The suitcase is one of the most iconic images of immigrants and refugees. Suitcases are carefully packed. Suitcases are abruptly confiscated. When I went to Auschwitz-Birkenau, suitcases were stand-ins for victims of the Nazi genocide. They were haphazardly piled together—symbols of abandonment and murder.

In my Cuban family, suitcases represented a life forcibly left behind in Havana. My grandparents closed the door of their house on almost half-a-century of life. They were allowed one small suitcase per person. They crammed pictures and valuables in their luggage, only to have most of those things seized at the airport.

The International Institute of New England, a century-old organization based in Boston, Lowell and Manchester that helps to resettle immigrants and refugees, has unpacked metaphorical suitcases in a series of performances called “Suitcase Stories.” The Needham Area Immigration Task Force/Resettle Together committee presented the latest edition of “Suitcase Stories” on June 12 at Temple Beth Shalom.

As World Refugee Day approaches on June 20, seven participants who hail from South Africa, the Philippines, America, Mexico, Syria and Sudan told their origin stories of immigrating and fleeing to America. Among the storytellers was Georgina Arrieta-Ruetenik, who recalled being separated from her mother when she was 5. Her mother worked as a nurse in New York City to bring the rest of the family to America. The reunion, forever imprinted on Arrieta-Ruetenik’s heart, haunted her as she saw recent images of children taken from their parents at the southern border. In response, the unassuming Needham-based photographer, who was telling her story in public for the first time, organized vigils on the town common for the separated children and their families.

Francisco Mendez waded across the Rio Grande to reach Brownsville, Texas. The restaurant owner recalled he was 14 “when I was looking at my dream on the other side of the river.”

Biar Kon, a refugee from Sudan, spent 20 of his 26 years in a refugee camp in Kenya. While there he endured violence, natural disasters and hunger. He and his sister were granted visas to come to the United States in 2016. He told his rapt audience that he hopes “that telling my story will bring attention to the authorities about the kids on the southern border.”

Having heard these stories, I realize my family was among the lucky refugees. The placement of those two words in the same sentence may seem like an oxymoron, but think of what’s happening right now on the southern border. It was the proverbial elephant in the room at “Suitcase Stories.” Children are ripped from their parents’ arms. Central American refugees, who have walked for days on end, braving crime, sexual assault, hunger and exhaustion, are denied even the most basic human rights. There has been a spate of deaths of refugee children and adults. In America, U.S. citizens are arrested for giving water and food to refugees crossing the desert. What have we become as a country, as individuals?

A Los Angeles Times article by Jonathan M. Katz recently compared the detentions happening at the border to concentration camps:

“There’s a name for that kind of system. They’re called concentration camps. You might balk at my use of the term. That’s good—it’s something to be balked at.

“The goal of concentration camps has always been to be ignored. The German-Jewish political theorist Hannah Arendt, who was imprisoned by the Gestapo and interned in a French camp, wrote a few years afterward about the different levels of concentration camps. Extermination camps were the most extreme; others were just about getting ‘undesirable elements … out of the way.’ All had one thing in common: ‘The human masses sealed off in them are treated as if they no longer existed, as if what happened to them were no longer of interest to anybody, as if they were already dead.’”

As a Jew, I’m sensitive to bandying about Holocaust vocabulary and imagery. Genocides and human rights tragedies are not one-size-fits-all. The Holocaust remains a unique rupture in the history of humanity. And yet, I’m compelled to acknowledge that places like Port Isabel, Adelanto and Hutto are concentration camps. As Katz writes, “If we call them what they are—a growing system of American concentration camps—we will be more likely to give them the attention they deserve.”

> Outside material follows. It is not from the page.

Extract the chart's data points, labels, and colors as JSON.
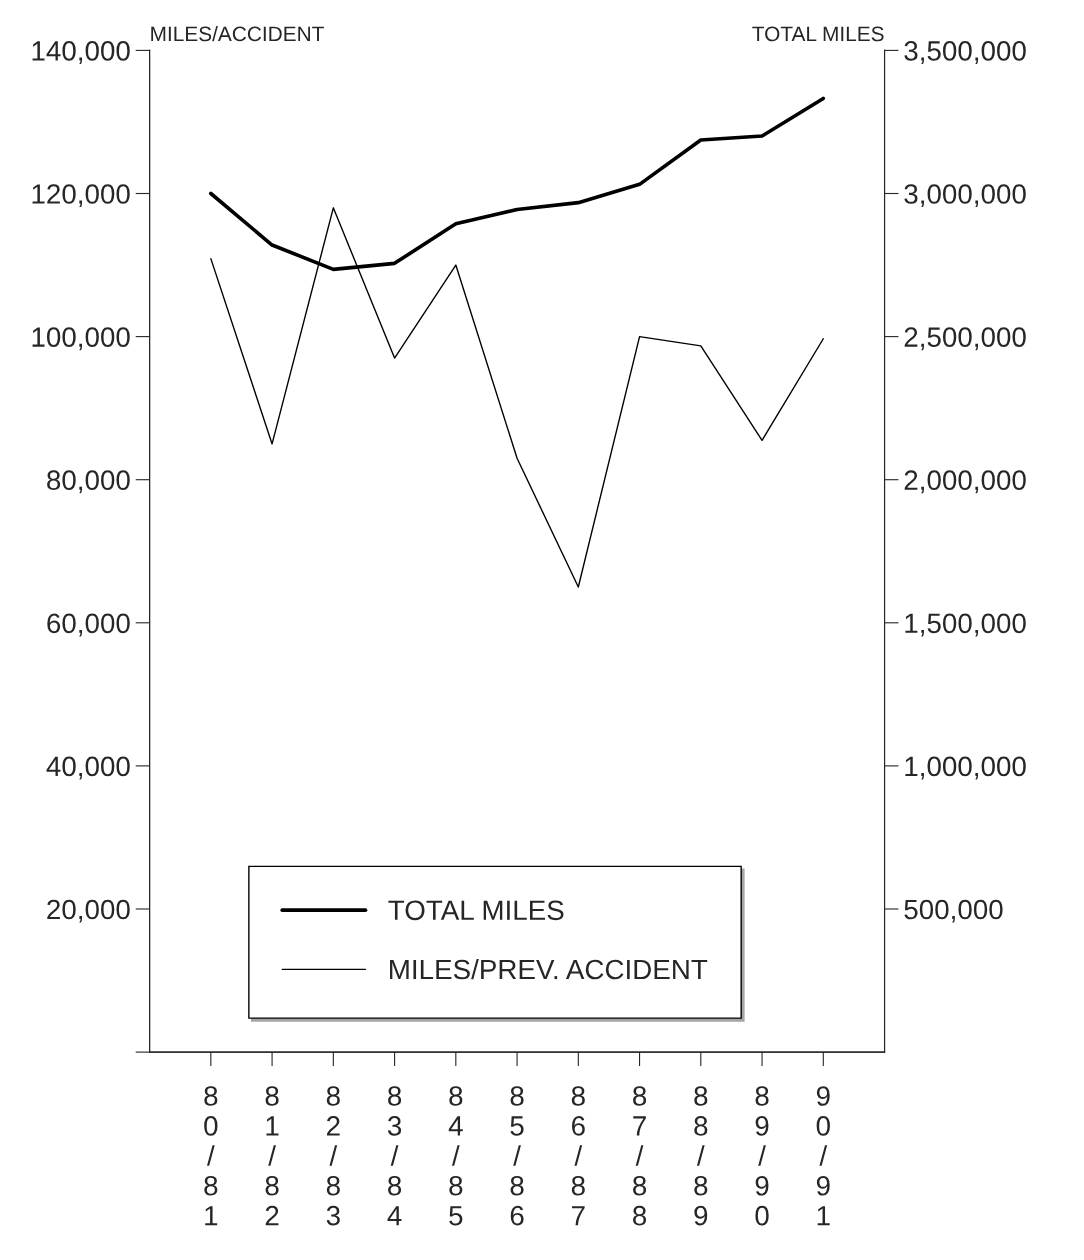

As I listened to refugees, immigrants and citizens tell their “Suitcase Stories” in the safety of the Temple Beth Shalom sanctuary, I thought of the children in cages, people dying from lack of medical attention, the deliberate breakup of families.

The Nazis did not start out running extermination camps. They built up to that horror over the course of eight years while no one was paying attention. I pray that no one else’s “suitcase stories” are stories that recount another rupture in the history of the world.